Prefeito de Santos entrega projeto de lei à Câmara dos Vereadores na Associação Comercial de Santos

Fonte: Departamento de Comunicação da ACS

Transporte de qualidade, equipamentos públicos atrativos, complexos habitacionais e a retomada do comércio ao Centro Histórico de Santos. Essas são as medidas que foram anunciadas, no 'Plano de Ações do Novo Centro Velho, pelo prefeito de Santos Paulo Alexandre Barbosa. A apresentação do projeto e assinatura da lei do Santos Criativa ocorreram na manhã desta sexta-feira (27), no auditório da Associação Comercial de Santos (ACS).

No discurso de abertura, o diretor financeiro da Associação Comercial de Santos (ACS), André Canoillas, chamou atenção para o esvaziamento econômico significativo do Centro de Santos nos últimos anos. “Várias empresas estão deixando a região e voltando para o interior. Até cartório está deixando de funcionar no Centro. Esse projeto, apresentado pela prefeitura, é de suma importância para a nossa Cidade”.

Canoillas disse ser preocupante o ponto de vista econômico do Centro Histórico no futuro. “A Associação Comercial está presente em vários fóruns para a retomada do crescimento do Centro e a gente sempre defendeu que a única maneira disso acontecer é começar pelo habitacional. Precisamos trazer a habitação de volta. Santos tem um potencial enorme, um DNA em logística que precisa ser explorado”.

Investimento de R$ 44 milhões

Em pouco mais de 40 minutos, o prefeito Paulo Alexandre apresentou os projetos de investimentos e ações do Novo Centro Velho. Veículo Leve sobre Trilho (VLT), flexibilização do Alegra Centro, incentivo a restauro de imóveis, conjuntos habitacionais no Centro, foram alguns dos exemplos citados pelo prefeito.

“O Santos Criativa é um projeto que tem por objetivo conceder isenções fiscais e tributárias, ou seja, deixar de cobrar impostos aos empreendedores que estão no Centro da Cidade. São 287 atividades econômicas contempladas, empresas e estabelecimentos que vão deixar de pagar metade do IPTU e do INSS e isso vale para os empreendedores que já estão instalados e para aqueles que desejam vir para o Centro. Será mais barato empreender na região central do que em qualquer outro local da Cidade”.
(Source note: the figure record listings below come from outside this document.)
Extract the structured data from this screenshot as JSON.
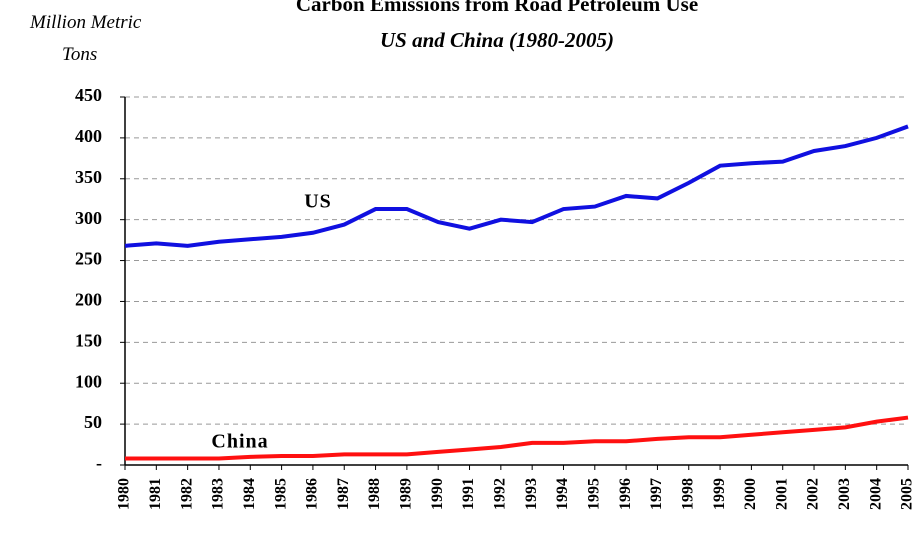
{
  "chart_data": {
    "type": "line",
    "title": "Carbon Emissions from Road Petroleum Use",
    "subtitle": "US and China (1980-2005)",
    "y_label": "Million Metric Tons",
    "categories": [
      "1980",
      "1981",
      "1982",
      "1983",
      "1984",
      "1985",
      "1986",
      "1987",
      "1988",
      "1989",
      "1990",
      "1991",
      "1992",
      "1993",
      "1994",
      "1995",
      "1996",
      "1997",
      "1998",
      "1999",
      "2000",
      "2001",
      "2002",
      "2003",
      "2004",
      "2005"
    ],
    "series": [
      {
        "name": "US",
        "color": "#1010e0",
        "values": [
          268,
          271,
          268,
          273,
          276,
          279,
          284,
          294,
          313,
          313,
          297,
          289,
          300,
          297,
          313,
          316,
          329,
          326,
          345,
          366,
          369,
          371,
          384,
          390,
          400,
          414
        ]
      },
      {
        "name": "China",
        "color": "#ff1010",
        "values": [
          8,
          8,
          8,
          8,
          10,
          11,
          11,
          13,
          13,
          13,
          16,
          19,
          22,
          27,
          27,
          29,
          29,
          32,
          34,
          34,
          37,
          40,
          43,
          46,
          53,
          58
        ]
      }
    ],
    "ylim": [
      0,
      450
    ],
    "yticks": [
      {
        "value": 0,
        "label": "-"
      },
      50,
      100,
      150,
      200,
      250,
      300,
      350,
      400,
      450
    ],
    "grid": true
  }
}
Entretanto, para receber o incentivo, o prefeito lembrou que o quadro de funcionários do empreendedor tem que ser composto por no mínimo 50 % de moradores da Cidade, contratados por meio do Centro Público do Emprego de Santos.

Habitação

Os imóveis do Centro são um grande desafio a recuperação desta zona da Cidade. “Nós estamos mudando a legislação, primeiro flexibilizando a classificação dos imóveis antigos. Eles precisam ser separados dos imóveis históricos. A legislação é muito rigorosa e impediu que novos investimentos fossem realizados no Centro da Cidade. Então, estamos flexibilizando os níveis de proteção para que as regras garantam a recuperação e revitalização desse espaço”.
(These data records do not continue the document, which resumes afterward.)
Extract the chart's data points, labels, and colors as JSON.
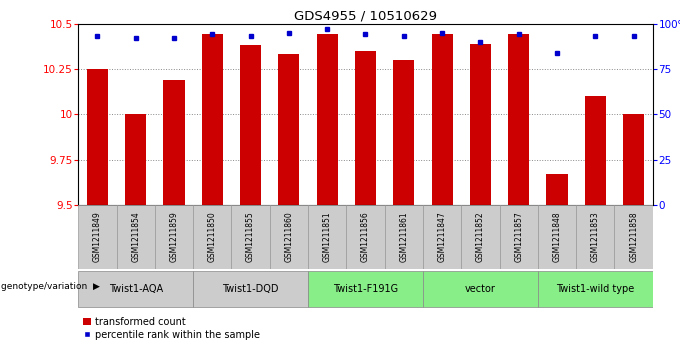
{
  "title": "GDS4955 / 10510629",
  "samples": [
    "GSM1211849",
    "GSM1211854",
    "GSM1211859",
    "GSM1211850",
    "GSM1211855",
    "GSM1211860",
    "GSM1211851",
    "GSM1211856",
    "GSM1211861",
    "GSM1211847",
    "GSM1211852",
    "GSM1211857",
    "GSM1211848",
    "GSM1211853",
    "GSM1211858"
  ],
  "bar_values": [
    10.25,
    10.0,
    10.19,
    10.44,
    10.38,
    10.33,
    10.44,
    10.35,
    10.3,
    10.44,
    10.39,
    10.44,
    9.67,
    10.1,
    10.0
  ],
  "percentile_values": [
    93,
    92,
    92,
    94,
    93,
    95,
    97,
    94,
    93,
    95,
    90,
    94,
    84,
    93,
    93
  ],
  "ylim_left": [
    9.5,
    10.5
  ],
  "ylim_right": [
    0,
    100
  ],
  "yticks_left": [
    9.5,
    9.75,
    10.0,
    10.25,
    10.5
  ],
  "yticks_right": [
    0,
    25,
    50,
    75,
    100
  ],
  "ytick_labels_left": [
    "9.5",
    "9.75",
    "10",
    "10.25",
    "10.5"
  ],
  "ytick_labels_right": [
    "0",
    "25",
    "50",
    "75",
    "100%"
  ],
  "groups": [
    {
      "label": "Twist1-AQA",
      "indices": [
        0,
        1,
        2
      ],
      "color": "#cccccc"
    },
    {
      "label": "Twist1-DQD",
      "indices": [
        3,
        4,
        5
      ],
      "color": "#cccccc"
    },
    {
      "label": "Twist1-F191G",
      "indices": [
        6,
        7,
        8
      ],
      "color": "#88ee88"
    },
    {
      "label": "vector",
      "indices": [
        9,
        10,
        11
      ],
      "color": "#88ee88"
    },
    {
      "label": "Twist1-wild type",
      "indices": [
        12,
        13,
        14
      ],
      "color": "#88ee88"
    }
  ],
  "sample_cell_color": "#cccccc",
  "bar_color": "#cc0000",
  "percentile_color": "#0000cc",
  "base_value": 9.5,
  "legend_bar_label": "transformed count",
  "legend_dot_label": "percentile rank within the sample",
  "group_label": "genotype/variation",
  "bg_color": "#ffffff",
  "grid_color": "#888888"
}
Além disso, quem recuperar e restaurar imóveis no Centro da Cidade vai ter um crédito que será gerado e poderá ser utilizado em qualquer outra região da Cidade. “Vai ser mais barato para o construtor que deseja fazer uma obra na praia, comprar o crédito desse empresário, desse empreendedor que restaurou o imóvel no Centro do que pagar para a prefeitura, impulsionando o mercado”.

Transportes

Com o investimento de R$ 217 milhões, o contrato das obras da 2ª fase do Veículo Leve sobre Trilho deve ser assinado em novembro. “As obras do VLT devem começar até o final do ano. O trecho de oito quilômetros terá 14 estações de embarque e desembarque, com estimativa de 35 mil passageiros por dia”.

Investimentos

Um pacote de investimentos para qualificar os equipamentos públicos da região central foi anunciado. Entre eles: uma nova rodoviária, o Outeiro de Santa Catarina, a Casa do Trem Bélico, o Teatro Guarani, o Teatro Coliseu, o novo Parque Tecnológico  e a entrega no começo do ano da Secretaria de Segurança Pública do Município, que funcionará a partir do próximo ano na Praça da República.

Após a apresentação, o prefeito entregou ao presidente da Câmara, Rui de Rossis, o projeto de lei. “Fiquei muito contente em ver essa apresentação do prefeito. Está em jogo o futuro da nossa Cidade. Acho que todos sabem que nós, em 1992, éramos o segundo PIB do Estado de São Paulo, perdíamos apenas para a capital. Hoje, nós somos o 17º. Precisamos mudar essa situação e temos tudo para que isso aconteça”.